My mindset was a product of my education and the leadership in the school. In school, I always competed with my peers academically. I rushed to be the first done, have the best grade and get into the best college. In college this remained, competing to achieve. I compared teaching to sports; there is a best way to run a play. There must be a best way to teach. My first principal made me feel inferior to others. Constantly pushing me away from my natural teaching instincts towards being the same as the more seasoned teachers in the building. Test scores and a variety of teaching methods consumed my quest to be the teacher others followed. 

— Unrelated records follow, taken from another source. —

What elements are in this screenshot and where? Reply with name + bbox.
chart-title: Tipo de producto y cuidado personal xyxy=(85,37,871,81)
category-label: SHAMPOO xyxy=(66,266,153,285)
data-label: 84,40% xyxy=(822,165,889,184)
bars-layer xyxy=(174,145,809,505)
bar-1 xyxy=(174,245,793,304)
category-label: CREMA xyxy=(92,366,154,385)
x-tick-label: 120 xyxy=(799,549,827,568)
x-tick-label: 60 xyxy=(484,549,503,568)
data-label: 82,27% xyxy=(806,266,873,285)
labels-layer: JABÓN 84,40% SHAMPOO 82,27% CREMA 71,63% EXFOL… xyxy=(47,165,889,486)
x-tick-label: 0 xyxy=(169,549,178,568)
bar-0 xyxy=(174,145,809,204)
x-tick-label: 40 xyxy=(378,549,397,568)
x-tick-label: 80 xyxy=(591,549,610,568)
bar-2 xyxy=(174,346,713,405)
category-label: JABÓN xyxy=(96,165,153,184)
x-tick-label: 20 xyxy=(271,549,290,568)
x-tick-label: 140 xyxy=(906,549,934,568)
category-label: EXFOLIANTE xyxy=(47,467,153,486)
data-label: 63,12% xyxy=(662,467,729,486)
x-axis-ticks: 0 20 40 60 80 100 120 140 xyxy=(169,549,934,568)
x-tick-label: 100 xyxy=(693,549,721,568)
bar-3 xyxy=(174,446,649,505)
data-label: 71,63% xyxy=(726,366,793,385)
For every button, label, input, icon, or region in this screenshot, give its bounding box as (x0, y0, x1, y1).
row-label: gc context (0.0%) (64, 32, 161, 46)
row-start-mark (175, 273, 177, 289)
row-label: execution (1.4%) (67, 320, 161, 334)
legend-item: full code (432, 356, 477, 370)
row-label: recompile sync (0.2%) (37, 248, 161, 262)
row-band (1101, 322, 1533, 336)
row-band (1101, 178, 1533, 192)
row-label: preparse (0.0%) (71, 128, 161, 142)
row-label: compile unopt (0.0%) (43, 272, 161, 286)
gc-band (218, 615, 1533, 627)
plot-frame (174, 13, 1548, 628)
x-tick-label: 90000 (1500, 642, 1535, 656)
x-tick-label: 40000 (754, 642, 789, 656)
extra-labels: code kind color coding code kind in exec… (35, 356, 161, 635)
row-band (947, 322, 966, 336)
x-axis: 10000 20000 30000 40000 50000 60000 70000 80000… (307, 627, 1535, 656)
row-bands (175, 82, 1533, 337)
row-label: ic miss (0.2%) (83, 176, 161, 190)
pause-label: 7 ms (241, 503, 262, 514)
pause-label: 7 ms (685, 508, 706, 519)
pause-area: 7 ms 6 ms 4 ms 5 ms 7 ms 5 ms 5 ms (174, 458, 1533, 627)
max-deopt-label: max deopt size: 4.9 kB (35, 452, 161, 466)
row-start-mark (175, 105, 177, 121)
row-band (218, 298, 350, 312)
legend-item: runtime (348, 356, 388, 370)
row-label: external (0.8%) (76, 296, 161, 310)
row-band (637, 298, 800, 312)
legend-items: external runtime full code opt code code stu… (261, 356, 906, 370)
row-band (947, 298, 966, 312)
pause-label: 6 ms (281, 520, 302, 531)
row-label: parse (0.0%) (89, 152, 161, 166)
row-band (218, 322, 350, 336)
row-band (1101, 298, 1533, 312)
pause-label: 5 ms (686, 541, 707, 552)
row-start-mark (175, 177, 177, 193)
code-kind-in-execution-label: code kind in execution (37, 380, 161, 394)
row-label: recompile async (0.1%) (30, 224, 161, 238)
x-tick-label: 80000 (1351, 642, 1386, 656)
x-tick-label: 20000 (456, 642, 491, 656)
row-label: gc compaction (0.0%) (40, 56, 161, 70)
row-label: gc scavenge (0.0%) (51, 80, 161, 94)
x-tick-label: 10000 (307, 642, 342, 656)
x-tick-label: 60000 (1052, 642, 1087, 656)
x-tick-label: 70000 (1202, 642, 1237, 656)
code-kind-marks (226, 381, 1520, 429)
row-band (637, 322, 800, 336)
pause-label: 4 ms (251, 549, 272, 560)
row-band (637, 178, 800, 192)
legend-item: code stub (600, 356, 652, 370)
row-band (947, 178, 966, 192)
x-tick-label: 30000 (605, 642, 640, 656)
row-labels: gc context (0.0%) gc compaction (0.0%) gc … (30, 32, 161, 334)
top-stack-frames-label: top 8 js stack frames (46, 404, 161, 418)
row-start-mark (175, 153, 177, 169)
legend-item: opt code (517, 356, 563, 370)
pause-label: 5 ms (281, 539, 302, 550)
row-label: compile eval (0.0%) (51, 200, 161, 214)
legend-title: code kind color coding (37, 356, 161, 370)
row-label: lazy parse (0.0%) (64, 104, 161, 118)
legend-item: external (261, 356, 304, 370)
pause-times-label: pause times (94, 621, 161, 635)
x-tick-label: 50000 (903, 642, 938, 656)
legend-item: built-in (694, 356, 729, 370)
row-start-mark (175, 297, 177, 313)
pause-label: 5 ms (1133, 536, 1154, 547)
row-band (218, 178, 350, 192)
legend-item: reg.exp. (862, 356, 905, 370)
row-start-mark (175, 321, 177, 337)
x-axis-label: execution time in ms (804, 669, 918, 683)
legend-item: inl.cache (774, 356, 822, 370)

The harder I tried, the more I struggled. Trying to be just like other teachers, focusing on outcomes was not making my classroom better. Each day was more frustrating than the last. Why didn’t my students behave the way the other classes did when I observed? Best practices filled my day but learning was still a struggle. I had fallen victim to the super-teacher myth. Best practices and copying successful teachers had ruined my first year teaching. I tried too much. I lost focus. 


Fresh Start: 


Lucky for me the summer gave a break, switch to a new building, a fresh start. Walking in for the first teacher day, I received the best advice: “Don’t copy the other science teacher, do it your way!” I slowly changed my focus to my students. Finding practices that fit their needs, not just deemed best by school improvement specialists. My principal encouraged purposeful teaching methods. Teaming was a focus in this new position. We discussed our lessons and helped each other hone our craft. I stopped comparing myself to the teachers around me and focused on making myself better each day.


As the years have passed, I observe other teachers to find practices that might blend well with my style of teaching. No longer looking to copy, but seeing if I can add to my tool box as a teacher. As a science teacher, I focus on creating students that question WHY things happen in the world around them. Engaging them in the process of understanding processes that cause changes in their lives. I use formative assessment practices to monitor my students learning. No longer looking at summative assessment results for validation of my teaching. My students let me know daily how successful I have been. 


Moving Forward: 


From Project Based Learning to Service Learning from Flipped Classroom to Gamification, there are too many practices and teaching styles in education for any teacher to keep up. Teachers need to find their niche, focus on students, and be genuine. Observing other teachers to gain ideas is very helpful. Just be careful to not compare your teaching to others. Many new teachers get caught up in comparing themselves to veterans. This practice can lead to devastating results. 


After over fifteen years of teaching and hundreds of classroom observations, I have learned, no two teachers are identical. Each develops their own style. What works for one, won’t for all. Education has many paths for success. Our students learn in many different ways. This diversity in the classroom is a necessity for ALL to succeed. Find your niche as a teacher, then get better every day!